De cet exemple le CNB conclut que la charge de l'AJ est financée à hauteur de deux tiers environ par le cabinet d'avocat et de un tiers par l'Etat .

Par ailleurs, l'avocat à l'AJ travaille à perte, la rétribution horaire étant inférieure à son « point mort horaire ».

Dans le même rapport, le CNB précise que le nombre d'avocats ayant exercé des missions à l'AJ a augmenté régulièrement au cours des dernières années (de 1,8 point entre 2002 et 2005). Afin d'expliquer cette tendance à la hausse et ce paradoxe apparent (l'avocat travaille à perte sur les missions d'AJ, mais de plus en plus d'avocats font de l'AJ), il souligne qu'« à défaut d'être correctement indemnisée, les missions accomplies au titre de l'AJ ont l'avantage de générer facilement un volume d'activité et, une fois enclenchées, d'être effectivement payées. Avantage pour les cabinets individuels qui trouvent ainsi une source de revenus sûre. ».

Par ailleurs, votre rapporteur spécial estime que, dans une logique strictement économique, l'existence de l'AJ permet également de solvabiliser une demande de justice, qui ne pourrait probablement que difficilement s'exprimer sans la contribution financière de l'Etat .
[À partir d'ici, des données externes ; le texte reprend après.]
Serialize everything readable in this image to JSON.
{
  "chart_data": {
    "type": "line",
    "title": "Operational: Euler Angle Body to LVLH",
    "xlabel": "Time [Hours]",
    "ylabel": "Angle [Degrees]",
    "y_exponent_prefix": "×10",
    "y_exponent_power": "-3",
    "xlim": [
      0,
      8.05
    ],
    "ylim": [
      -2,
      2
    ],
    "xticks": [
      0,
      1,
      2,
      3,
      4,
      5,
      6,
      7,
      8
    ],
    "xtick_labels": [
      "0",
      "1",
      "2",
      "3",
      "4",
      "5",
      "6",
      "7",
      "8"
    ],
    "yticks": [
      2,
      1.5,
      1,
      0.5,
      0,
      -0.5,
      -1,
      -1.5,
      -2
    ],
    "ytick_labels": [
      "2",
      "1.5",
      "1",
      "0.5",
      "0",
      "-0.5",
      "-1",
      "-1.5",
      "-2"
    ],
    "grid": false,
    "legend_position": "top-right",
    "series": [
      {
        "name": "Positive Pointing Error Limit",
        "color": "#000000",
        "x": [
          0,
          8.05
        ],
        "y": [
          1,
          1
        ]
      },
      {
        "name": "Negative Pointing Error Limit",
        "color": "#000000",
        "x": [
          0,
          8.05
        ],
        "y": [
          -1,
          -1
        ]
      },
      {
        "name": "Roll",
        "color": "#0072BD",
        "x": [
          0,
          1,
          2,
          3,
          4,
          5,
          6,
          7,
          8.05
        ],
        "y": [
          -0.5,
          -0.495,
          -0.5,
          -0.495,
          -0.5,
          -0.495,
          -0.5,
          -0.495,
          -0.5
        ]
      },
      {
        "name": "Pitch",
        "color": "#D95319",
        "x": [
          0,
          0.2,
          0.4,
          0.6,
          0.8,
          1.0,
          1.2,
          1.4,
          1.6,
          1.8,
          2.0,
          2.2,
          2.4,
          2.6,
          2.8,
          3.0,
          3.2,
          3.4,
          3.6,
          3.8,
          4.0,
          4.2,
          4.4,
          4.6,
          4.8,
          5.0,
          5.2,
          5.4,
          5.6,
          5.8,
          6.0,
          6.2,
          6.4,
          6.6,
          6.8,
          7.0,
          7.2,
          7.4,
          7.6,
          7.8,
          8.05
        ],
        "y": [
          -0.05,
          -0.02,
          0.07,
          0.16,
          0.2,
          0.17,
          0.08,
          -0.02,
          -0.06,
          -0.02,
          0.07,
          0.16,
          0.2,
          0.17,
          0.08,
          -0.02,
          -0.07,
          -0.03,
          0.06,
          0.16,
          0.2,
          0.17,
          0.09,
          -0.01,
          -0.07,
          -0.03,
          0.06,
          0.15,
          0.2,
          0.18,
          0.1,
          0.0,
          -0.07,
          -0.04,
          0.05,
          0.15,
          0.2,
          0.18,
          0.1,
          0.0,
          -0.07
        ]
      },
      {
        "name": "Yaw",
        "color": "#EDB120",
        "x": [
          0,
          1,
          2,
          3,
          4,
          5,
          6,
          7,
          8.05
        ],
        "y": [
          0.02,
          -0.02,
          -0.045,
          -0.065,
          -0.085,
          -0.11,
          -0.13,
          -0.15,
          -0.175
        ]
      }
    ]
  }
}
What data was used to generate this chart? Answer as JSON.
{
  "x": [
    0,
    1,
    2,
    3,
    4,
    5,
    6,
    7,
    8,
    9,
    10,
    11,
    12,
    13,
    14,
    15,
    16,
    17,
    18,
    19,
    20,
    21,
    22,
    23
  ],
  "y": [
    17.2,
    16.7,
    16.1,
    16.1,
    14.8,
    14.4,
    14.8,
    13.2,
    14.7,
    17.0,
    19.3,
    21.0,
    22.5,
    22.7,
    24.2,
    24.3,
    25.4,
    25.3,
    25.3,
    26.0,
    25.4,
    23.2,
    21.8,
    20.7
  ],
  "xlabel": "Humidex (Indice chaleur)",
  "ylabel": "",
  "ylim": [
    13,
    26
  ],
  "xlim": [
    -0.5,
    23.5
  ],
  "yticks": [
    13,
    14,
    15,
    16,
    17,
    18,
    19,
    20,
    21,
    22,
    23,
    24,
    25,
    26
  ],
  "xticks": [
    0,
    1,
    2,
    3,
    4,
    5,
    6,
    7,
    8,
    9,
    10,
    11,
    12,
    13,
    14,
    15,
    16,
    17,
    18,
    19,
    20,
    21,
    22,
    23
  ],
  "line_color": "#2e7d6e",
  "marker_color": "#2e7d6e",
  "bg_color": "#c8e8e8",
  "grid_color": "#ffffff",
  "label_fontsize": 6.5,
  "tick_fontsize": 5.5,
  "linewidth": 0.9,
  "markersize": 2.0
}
* 30 Conseil national des barreaux (CNB), Observatoire de l'aide juridictionnelle, Cahiers n° IV (septembre 2006).

* 31 CNB, Observatoire de l'aide juridictionnelle, Cahiers n° IV (septembre 2006).

* 32 Ce résultat est obtenu en regroupant les classes correspondant aux avocats ayant réalisé plus de 61 missions au cours de l'année.